In this project we will try to learn machine learning by applying it to predict human pose from a RGB image. Human pose estimation is an interesting area of machine learning with a lot of applications like.
Artificial coach for learning new motor skills, sports, etc.
A gym assistant to guide you with your exercises.
Artificial physiotherapist for helping you get back from a musculoskeletal problem.
Gesture interface for a more natural way of interacting with your computer.
Personal assistant for improving your posture.
Analysis of nonverbal communication.
Controlling virtual characters.
These are some applications that excites me but there are many more.
We will start with very simple model and slowly add new ideas to make it better. You can find all the code on Github
Model 1 - SimplePose
In this simplest model we will use a simple convolutional neural network that are used for image classification but instead of predicting the class of the object present we will try to predict the x, y coordinates of the joints.
Architecture
Code
Results
The model is trained on the extended LSP dataset.
To test the model I used images from the original LSP dataset. Here are some results from the model.
Test 1
Test 2
Test 3
As you can see the model is able to get the approximate pose right but is not that accurate.
Improvements
One simple improvement that we can make to this model is that we could take the initial points predicted by this model and then crop the original image around those points and then train a second neural network to make a better prediction around that point.
This will give us the approach used by DeepPose model in this paper
Model 2 - HmapPose
Regressing directly to x, y coordinates is hard. In this model we will try to solve that problem by using a fully convolutional architecture to generate heat maps of where the points are in the image.
Architecture
Code
Results
Test 1
Test 2
Heatmap Order:
- Right ankle
- Right knee
- Right hip
- Left hip
- Left knee
- Left ankle
- Right wrist
- Right elbow
- Right shoulder
- Left shoulder
- Left elbow
- Left wrist
- Neck
- Head top
- All Joints
As you can see, this model has difficulty distinguishing symmetrical body parts like knee, hips, elbow etc.

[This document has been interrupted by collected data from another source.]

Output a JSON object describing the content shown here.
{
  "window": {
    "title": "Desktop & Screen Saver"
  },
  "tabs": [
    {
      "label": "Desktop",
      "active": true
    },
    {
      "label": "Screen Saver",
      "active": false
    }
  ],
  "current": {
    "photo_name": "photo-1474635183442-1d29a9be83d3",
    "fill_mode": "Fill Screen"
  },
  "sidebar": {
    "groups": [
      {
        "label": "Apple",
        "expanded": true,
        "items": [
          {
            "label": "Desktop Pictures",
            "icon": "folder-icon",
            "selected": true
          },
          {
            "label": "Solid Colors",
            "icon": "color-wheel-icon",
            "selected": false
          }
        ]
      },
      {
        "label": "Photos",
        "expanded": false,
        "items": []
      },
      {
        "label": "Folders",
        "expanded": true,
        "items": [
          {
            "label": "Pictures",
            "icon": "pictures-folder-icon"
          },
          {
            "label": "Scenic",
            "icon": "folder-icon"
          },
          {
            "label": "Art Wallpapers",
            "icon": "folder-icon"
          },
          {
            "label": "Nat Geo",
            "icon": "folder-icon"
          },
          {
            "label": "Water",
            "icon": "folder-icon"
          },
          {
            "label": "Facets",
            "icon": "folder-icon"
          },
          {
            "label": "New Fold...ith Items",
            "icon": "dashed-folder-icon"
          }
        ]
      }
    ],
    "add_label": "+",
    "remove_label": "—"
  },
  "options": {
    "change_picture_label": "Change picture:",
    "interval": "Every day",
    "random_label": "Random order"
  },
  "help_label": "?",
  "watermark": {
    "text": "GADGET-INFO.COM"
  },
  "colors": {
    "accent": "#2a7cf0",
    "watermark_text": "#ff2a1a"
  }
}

It is very hard to differentiate between left and right knee if you are just looking at a single knee and a small area around it.
Improvements
We can use the same approach we used previously and use the model predictions to crop the input image around that point and use a second neural network to improve upon that prediction.
We can further improve by using the lower level layer activation from the original neural network around the predicted points as the input to the second network. This will prevent redundant computations and improve generalizations.
We can also provide different rescaled versions of the original image to the network to help it deal with different scales in the dataset.
Doing all those improvements will give us the approach used by this paper
Model 3 - Convolutional Pose Machine
This is a model designed to specifically solve the problem of pose estimation. This model uses a multistage architecture. The first stage predicts the approximate joint location heat map and then in the next stage looks at a bigger context and refines those results.
This model comes from this paper
Architecture
Code
Results
Right ankle
Right knee
Right hip
Left hip
Left knee
Left ankle
Right wrist
Right elbow
Right shoulder
Left shoulder
Left elbow
Left wrist
Neck
Head top
If you look closely at the Left Hip example or the Right Wrist example you will see that the model is able to improve its prediction in the subsequent stages by using a more larger context.
Improvements
Lots of well know pose estimation models are build on this model. They add the concept of Part Affinity Fields that are used to predict the relationship between the parts and using this approach they can also do multi-person pose estimation in real time. The famous OpenPose model is based on this architecture.
Learnings
I learned a lot of new things in this project.
Increased my understanding of the PyTorch framework.
Got better at reading machine learning papers and implementing them.
Learned some tricks to debug and profile neural network models.
Gained an intuitive understanding of different architectures.
In the future maybe I will revisit this problem and try more complex and current state of the art model and create a useful application using them.